After the February revolution in 1917 the Czar it is true abdicated; but czarism remained without the Czar. Not one of the tasks of that revolution was accomplished during the whole course of that year till, as Trotsky predicted, the working class seized power in October that year. Before this could be done, Lenin had to re-educate his party to the new goal of the capture of power by the working class of Russia. This was done at the April Conference of the Bolshevik Party, and thereafter events swiftly moved forward. Trotsky was the principal spokesman for the Bolshevik Party and in September was elected president of the Petrograd Soviet whose military committee organised the insurrection in October 1917.
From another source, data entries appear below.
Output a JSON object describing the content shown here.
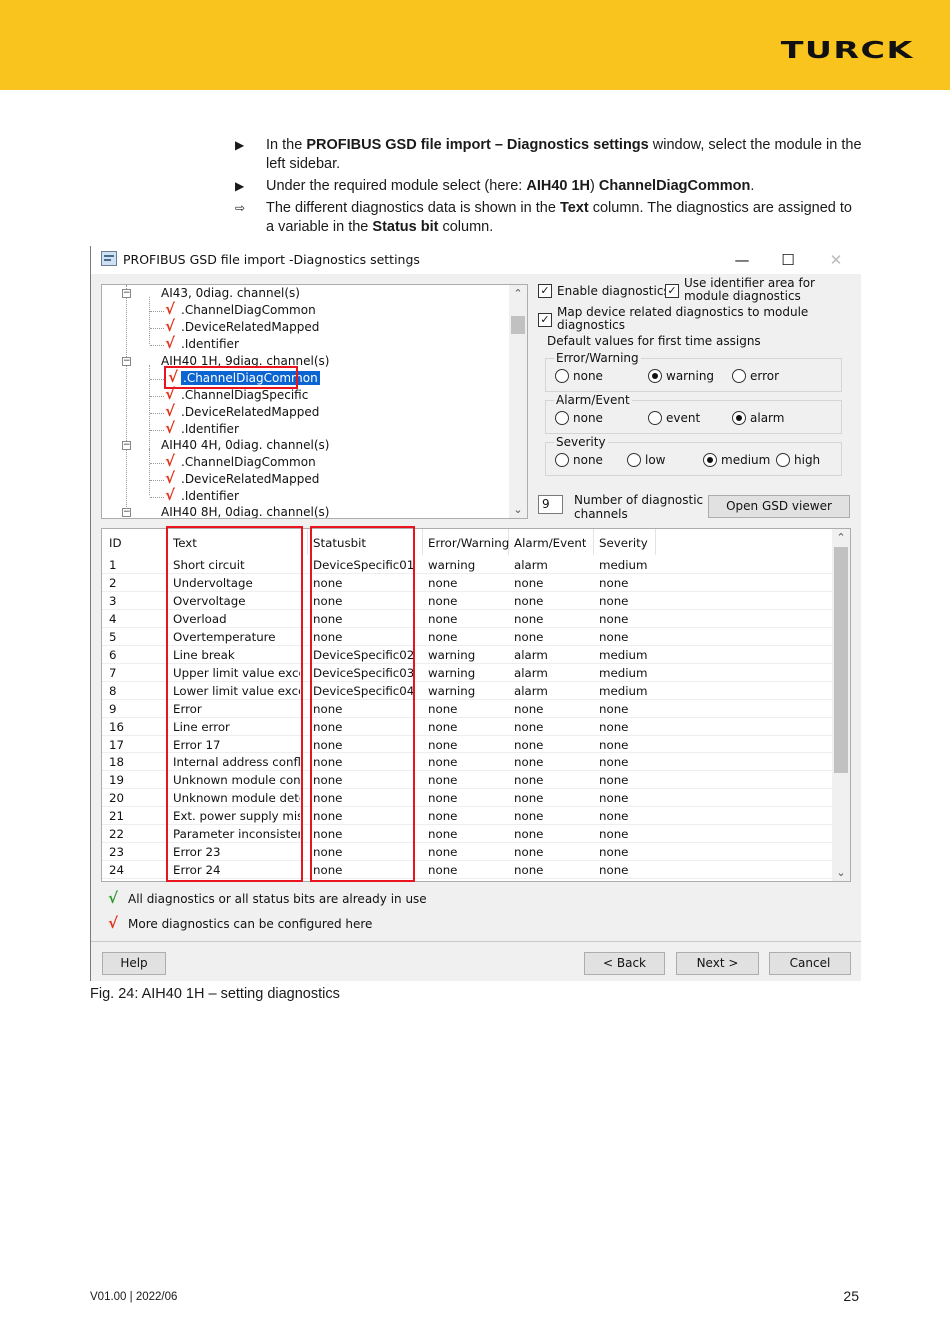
{
  "header": {
    "brand": "TURCK"
  },
  "instructions": [
    {
      "marker": "▶",
      "parts": [
        "In the ",
        "PROFIBUS GSD file import – Diagnostics settings",
        " window, select the module in the left sidebar."
      ]
    },
    {
      "marker": "▶",
      "parts": [
        "Under the required module select (here: ",
        "AIH40 1H",
        ") ",
        "ChannelDiagCommon",
        "."
      ]
    },
    {
      "marker": "⇨",
      "parts": [
        "The different diagnostics data is shown in the ",
        "Text",
        " column. The diagnostics are assigned to a variable in the ",
        "Status bit",
        " column."
      ]
    }
  ],
  "dialog": {
    "title": "PROFIBUS GSD file import -Diagnostics settings",
    "window_buttons": {
      "minimize": "—",
      "maximize": "☐",
      "close": "✕"
    },
    "tree": {
      "items": [
        {
          "kind": "module",
          "label": "AI43, 0diag. channel(s)"
        },
        {
          "kind": "leaf",
          "label": ".ChannelDiagCommon"
        },
        {
          "kind": "leaf",
          "label": ".DeviceRelatedMapped"
        },
        {
          "kind": "leaf",
          "label": ".Identifier"
        },
        {
          "kind": "module",
          "label": "AIH40 1H, 9diag. channel(s)"
        },
        {
          "kind": "leaf",
          "label": ".ChannelDiagCommon",
          "selected": true
        },
        {
          "kind": "leaf",
          "label": ".ChannelDiagSpecific"
        },
        {
          "kind": "leaf",
          "label": ".DeviceRelatedMapped"
        },
        {
          "kind": "leaf",
          "label": ".Identifier"
        },
        {
          "kind": "module",
          "label": "AIH40 4H, 0diag. channel(s)"
        },
        {
          "kind": "leaf",
          "label": ".ChannelDiagCommon"
        },
        {
          "kind": "leaf",
          "label": ".DeviceRelatedMapped"
        },
        {
          "kind": "leaf",
          "label": ".Identifier"
        },
        {
          "kind": "module",
          "label": "AIH40 8H, 0diag. channel(s)"
        }
      ]
    },
    "options": {
      "enable_diagnostics": {
        "label": "Enable diagnostics",
        "checked": true
      },
      "use_identifier": {
        "label_line1": "Use identifier area for",
        "label_line2": "module diagnostics",
        "checked": true
      },
      "map_device": {
        "label_line1": "Map device related diagnostics to module",
        "label_line2": "diagnostics",
        "checked": true
      },
      "defaults_title": "Default values for first time assigns",
      "error_warning": {
        "title": "Error/Warning",
        "options": [
          "none",
          "warning",
          "error"
        ],
        "selected": "warning"
      },
      "alarm_event": {
        "title": "Alarm/Event",
        "options": [
          "none",
          "event",
          "alarm"
        ],
        "selected": "alarm"
      },
      "severity": {
        "title": "Severity",
        "options": [
          "none",
          "low",
          "medium",
          "high"
        ],
        "selected": "medium"
      },
      "channels_value": "9",
      "channels_label_line1": "Number of diagnostic",
      "channels_label_line2": "channels",
      "open_gsd_viewer": "Open GSD viewer"
    },
    "table": {
      "headers": [
        "ID",
        "Text",
        "Statusbit",
        "Error/Warning",
        "Alarm/Event",
        "Severity"
      ],
      "rows": [
        [
          "1",
          "Short circuit",
          "DeviceSpecific01",
          "warning",
          "alarm",
          "medium"
        ],
        [
          "2",
          "Undervoltage",
          "none",
          "none",
          "none",
          "none"
        ],
        [
          "3",
          "Overvoltage",
          "none",
          "none",
          "none",
          "none"
        ],
        [
          "4",
          "Overload",
          "none",
          "none",
          "none",
          "none"
        ],
        [
          "5",
          "Overtemperature",
          "none",
          "none",
          "none",
          "none"
        ],
        [
          "6",
          "Line break",
          "DeviceSpecific02",
          "warning",
          "alarm",
          "medium"
        ],
        [
          "7",
          "Upper limit value excee...",
          "DeviceSpecific03",
          "warning",
          "alarm",
          "medium"
        ],
        [
          "8",
          "Lower limit value excee...",
          "DeviceSpecific04",
          "warning",
          "alarm",
          "medium"
        ],
        [
          "9",
          "Error",
          "none",
          "none",
          "none",
          "none"
        ],
        [
          "16",
          "Line error",
          "none",
          "none",
          "none",
          "none"
        ],
        [
          "17",
          "Error 17",
          "none",
          "none",
          "none",
          "none"
        ],
        [
          "18",
          "Internal address conflict",
          "none",
          "none",
          "none",
          "none"
        ],
        [
          "19",
          "Unknown module confi...",
          "none",
          "none",
          "none",
          "none"
        ],
        [
          "20",
          "Unknown module dete...",
          "none",
          "none",
          "none",
          "none"
        ],
        [
          "21",
          "Ext. power supply missing",
          "none",
          "none",
          "none",
          "none"
        ],
        [
          "22",
          "Parameter inconsistent",
          "none",
          "none",
          "none",
          "none"
        ],
        [
          "23",
          "Error 23",
          "none",
          "none",
          "none",
          "none"
        ],
        [
          "24",
          "Error 24",
          "none",
          "none",
          "none",
          "none"
        ]
      ]
    },
    "legend": {
      "green": "All diagnostics or all status bits are already in use",
      "red": "More diagnostics can be configured here",
      "green_color": "#2e9e2e",
      "red_color": "#e0341a"
    },
    "buttons": {
      "help": "Help",
      "back": "< Back",
      "next": "Next >",
      "cancel": "Cancel"
    }
  },
  "caption": "Fig. 24: AIH40 1H – setting diagnostics",
  "footer": {
    "version": "V01.00 | 2022/06",
    "page": "25"
  }
}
When Trotsky boldly anticipated a proletarian state in backward Czarist Russia he linked the survival of that regime with the success of the revolutionary struggle of the workers of the advanced countries. Without their victory, the defeat of the revolution in Russia was declared a certainly. Although the Russian revolution survived a long period of isolation, the capitalist counter revolution it is true did not triumph, but there arose instead the Stalinist counter revolution which while it based itself on the new property relations completely deprived the workers and peasants of their political and social gains. It was this counter revolution which destroyed the Bolshevik Party, exiled Leon Trotsky, deprived him of citizenship and instituted a reign of terror in which thousands of Bolsheviks were shot, and imprisoned. In official literature this is euphemistically called the “consequences of the personality cult.” but in fact the Soviet Union experienced the most dreadful period in its history.
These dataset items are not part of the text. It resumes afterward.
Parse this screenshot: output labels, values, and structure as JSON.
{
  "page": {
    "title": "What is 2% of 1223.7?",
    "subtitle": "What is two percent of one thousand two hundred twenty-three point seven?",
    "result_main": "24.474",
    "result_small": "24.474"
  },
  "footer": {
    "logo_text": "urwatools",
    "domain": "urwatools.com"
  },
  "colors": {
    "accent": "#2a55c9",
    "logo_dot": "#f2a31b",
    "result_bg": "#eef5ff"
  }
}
But Trotsky’s exile was no less productive. In exile he wrote his monumental 3 volume History of the Russian Revolution, the first lime the leader of a revolution attempted such a venture. It was so successful that it occupies a foremost place as a work of history and literature. But Trotsky’s relevance to our time is in his analysis of Stalinism. At the time he made it its appeal was to a small circle of his immediate adherents, while the overwhelming majority of the Left out of a false sense of loyalty to the Soviet State either ignored it or took comfort in the illusion that Stalinism would wither away in time, or worse still, that the hangman’s countenance was the natural face of socialism. We know better today, and large and ever growing numbers of Communists in the world movement know better still, that the total liquidation of Stalinism and the restoration of socialist democracy are essential, if full use is to be made of the production relation established by the October revolution. It is no accident therefore that from within the ranks of the official Communist movement, men should come forward today to articulate the ideas which Trotsky formulated in exile in the period preceding his cruel death. Every movement of protest, every attempt at democratization, every demand for “socialism with a human face” is in the final analysis a vindication of Trotsky.
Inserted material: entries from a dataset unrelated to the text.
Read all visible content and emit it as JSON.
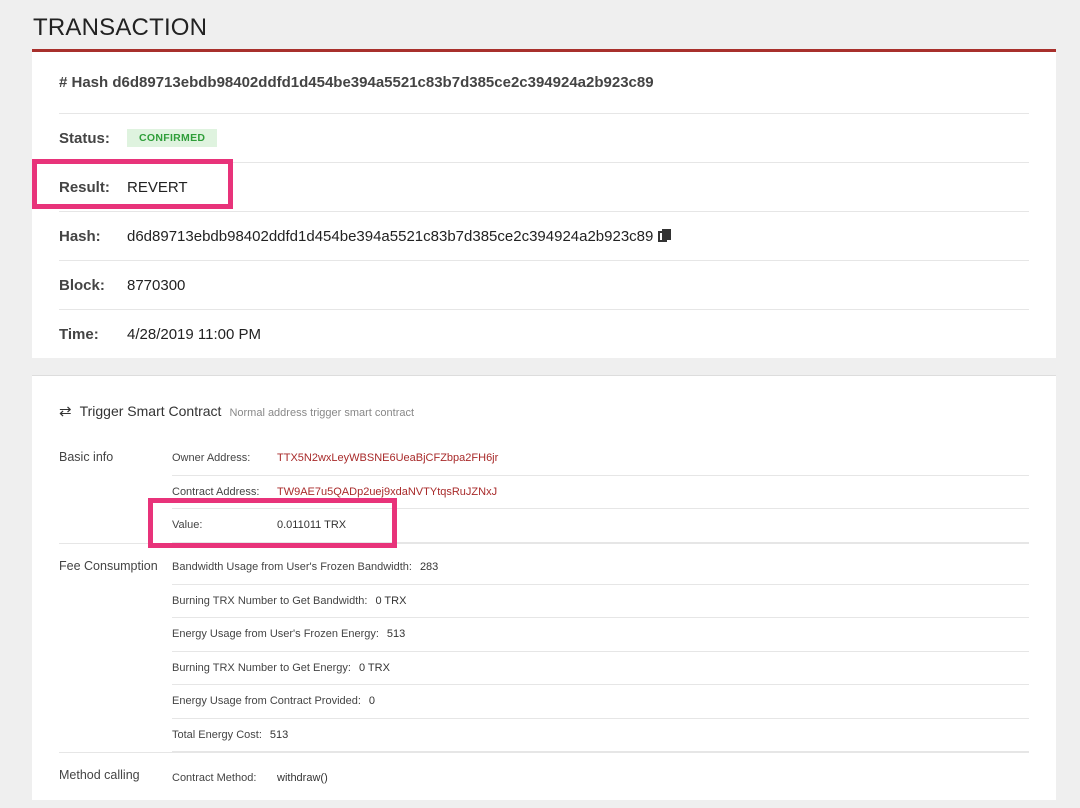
{
  "page": {
    "title": "TRANSACTION"
  },
  "summary": {
    "hash_heading": "# Hash d6d89713ebdb98402ddfd1d454be394a5521c83b7d385ce2c394924a2b923c89",
    "status": {
      "label": "Status:",
      "badge": "CONFIRMED"
    },
    "result": {
      "label": "Result:",
      "value": "REVERT"
    },
    "hash": {
      "label": "Hash:",
      "value": "d6d89713ebdb98402ddfd1d454be394a5521c83b7d385ce2c394924a2b923c89",
      "icon": "copy-icon"
    },
    "block": {
      "label": "Block:",
      "value": "8770300"
    },
    "time": {
      "label": "Time:",
      "value": "4/28/2019 11:00 PM"
    }
  },
  "contract": {
    "title": "Trigger Smart Contract",
    "subtitle": "Normal address trigger smart contract",
    "icon": "swap-arrows-icon",
    "basic_info": {
      "label": "Basic info",
      "owner_address": {
        "key": "Owner Address:",
        "value": "TTX5N2wxLeyWBSNE6UeaBjCFZbpa2FH6jr"
      },
      "contract_address": {
        "key": "Contract Address:",
        "value": "TW9AE7u5QADp2uej9xdaNVTYtqsRuJZNxJ"
      },
      "value": {
        "key": "Value:",
        "value": "0.011011 TRX"
      }
    },
    "fee_consumption": {
      "label": "Fee Consumption",
      "bandwidth_frozen": {
        "key": "Bandwidth Usage from User's Frozen Bandwidth:",
        "value": "283"
      },
      "burn_bandwidth": {
        "key": "Burning TRX Number to Get Bandwidth:",
        "value": "0 TRX"
      },
      "energy_frozen": {
        "key": "Energy Usage from User's Frozen Energy:",
        "value": "513"
      },
      "burn_energy": {
        "key": "Burning TRX Number to Get Energy:",
        "value": "0 TRX"
      },
      "energy_contract": {
        "key": "Energy Usage from Contract Provided:",
        "value": "0"
      },
      "total_energy": {
        "key": "Total Energy Cost:",
        "value": "513"
      }
    },
    "method_calling": {
      "label": "Method calling",
      "contract_method": {
        "key": "Contract Method:",
        "value": "withdraw()"
      }
    }
  },
  "colors": {
    "accent": "#a8302c",
    "link": "#a82a2a",
    "confirmed_bg": "#dff3df",
    "confirmed_text": "#2f9e3a",
    "highlight": "#e8337a"
  }
}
This of course is not a matter of surprise, because in the history of Marxist thought and political action he occupies a unique and unrivalled eminence. Which other man had made a prognosis of a revolution, had led the very revolution he anticipated, had written a history of that very revolution which makes professional historians appear as ordinary scribblers, had analysed the degeneration of that very revolution, had defended that degenerated revolution against the hostile critic, even though in its degeneration that revolution had physically devoured not only its founders but his own family itself, and, when, even the strongest man would be moved to despair, had predicted with almost mathematical exactitude the regeneration of that degenerated revolution which we now witness in its ebb and flow? One will search the annals of history in vain to find anyone comparable to Leon Trotsky.